Mr. Speaker, my hon. colleague wants to talk about the cost. He does not talk about the cost to victims when they are reoffended against. This law, and what the government has committed itself to, is aimed at making Canadian communities safe and providing justice to the victims of crime.

In the case of the Truth in Sentencing Act, the goal of this government and of opposition members who supported it was to ensure that criminals did not escape the full duration and consequence of the sentence that Canadian law deemed appropriate.

The government's responsibility to the Canadian people did not end with royal assent. The government must implement that bill so the law exists in reality and not just on paper. This requires adequate resources, planning and consultation.

Public safety must remain paramount. We accept that public safety comes at a cost and Canadians accept that.

8:15 p.m.


Carole Lavallée Bloc Saint-Bruno—Saint-Hubert, QC

Mr. Speaker, on April 19, I asked the Minister of Canadian Heritage and Official Languages a question in this House about royalties on MP3s and copyrights. The minister told me to wait to see his bill in order to discuss it with full knowledge of the facts. I can now discuss it with full knowledge of the facts, for we have seen the bill.

The minister was tweeting again today on Twitter. He said that Bill C-32 was fair and had broad and deep support from across Canada, including from consumers, provincial ministers, the software industry, the music, film and television industries, small businesses, chambers of commerce and photographers.

Nothing could be further from the truth. We have seen that creators, artists, cultural organizations and the publishing community do not support this bill. Only businesses support it. I do not know what planet he lives on if he really believes that the bill has broad support across Canada.

Every day we receive press releases, open letters and opinion pieces criticizing this bill. I receive them from people not only from Quebec, but from the rest of Canada.

Today, the Canadian Consumer Initiative wrote to the minister to tell him that he was completely out to lunch on Monday, when, in answer to a question, he told me that this bill had the support of consumers and that the Canadian Chamber of Commerce acts in the best interests of the Conservatives, I mean consumers. That was a Freudian slip. It acts in the best interests of the Conservatives, not consumers.

The Canadian Consumer Initiative set the record straight and again condemned the protection of digital locks and the anti-circumvention provisions in the current bill. The letter goes on to say that, in the opinion of the initiative's members, the bill's provisions undermine Canadian consumer interests.
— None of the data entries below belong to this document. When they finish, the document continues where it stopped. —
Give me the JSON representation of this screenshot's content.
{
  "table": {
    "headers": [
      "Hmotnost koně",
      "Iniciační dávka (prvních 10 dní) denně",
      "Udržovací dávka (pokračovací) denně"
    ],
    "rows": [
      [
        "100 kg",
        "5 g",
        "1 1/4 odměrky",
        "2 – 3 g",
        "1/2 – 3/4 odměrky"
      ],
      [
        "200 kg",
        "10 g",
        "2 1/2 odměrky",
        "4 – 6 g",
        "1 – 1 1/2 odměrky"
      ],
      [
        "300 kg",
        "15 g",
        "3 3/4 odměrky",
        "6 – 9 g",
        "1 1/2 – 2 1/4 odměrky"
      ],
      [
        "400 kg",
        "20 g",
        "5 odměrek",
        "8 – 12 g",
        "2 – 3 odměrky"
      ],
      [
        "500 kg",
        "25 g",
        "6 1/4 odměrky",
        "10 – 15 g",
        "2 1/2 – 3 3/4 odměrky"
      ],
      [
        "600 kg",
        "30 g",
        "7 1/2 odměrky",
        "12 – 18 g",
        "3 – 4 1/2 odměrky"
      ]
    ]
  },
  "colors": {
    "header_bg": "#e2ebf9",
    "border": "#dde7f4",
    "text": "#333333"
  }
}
I am not the one saying this; it is the Canadian Consumer Initiative, which is made up of four of Canada's largest consumer associations: the Consumers Council of Canada, the Public Interest Advocacy Centre, Option consommateurs and the Union des consommateurs.

When the Minister of Canadian Heritage and Official Languages confuses a chamber of commerce with a consumer advocacy group, we wonder where we are going with this sort of argument. We wonder whether it is really worthwhile talking to someone who does not know what he is talking about.

Today, the Association nationale des éditeurs de livres, ANEL, weighed in on this issue. It said that its board of directors had voted on a strong resolution against Bill C-32. According to ANEL, which is a Canada-wide association, new exceptions to fair use will deprive copyright holders of income they would normally receive. After examining all the provisions as a whole, in an attempt to anticipate the effects of the marketplace, the ANEL board of directors concluded that the bill would lead to the collapse of educational publishing, create serious difficulties for their collective and represent an obstacle to the development of its digital strategy. ANEL also concluded that it was a direct attack on traditional Quebec values of support for creators.

I would like to take a few moments to talk about AGAMM, which includes almost every big name in the Quebec music industry. This organization proposed that the minister have Internet service providers make a financial contribution consisting of a percentage of their sales revenues to music rights holders.

I do not have time to talk about ADISQ. I will let my colleague answer and come back to that.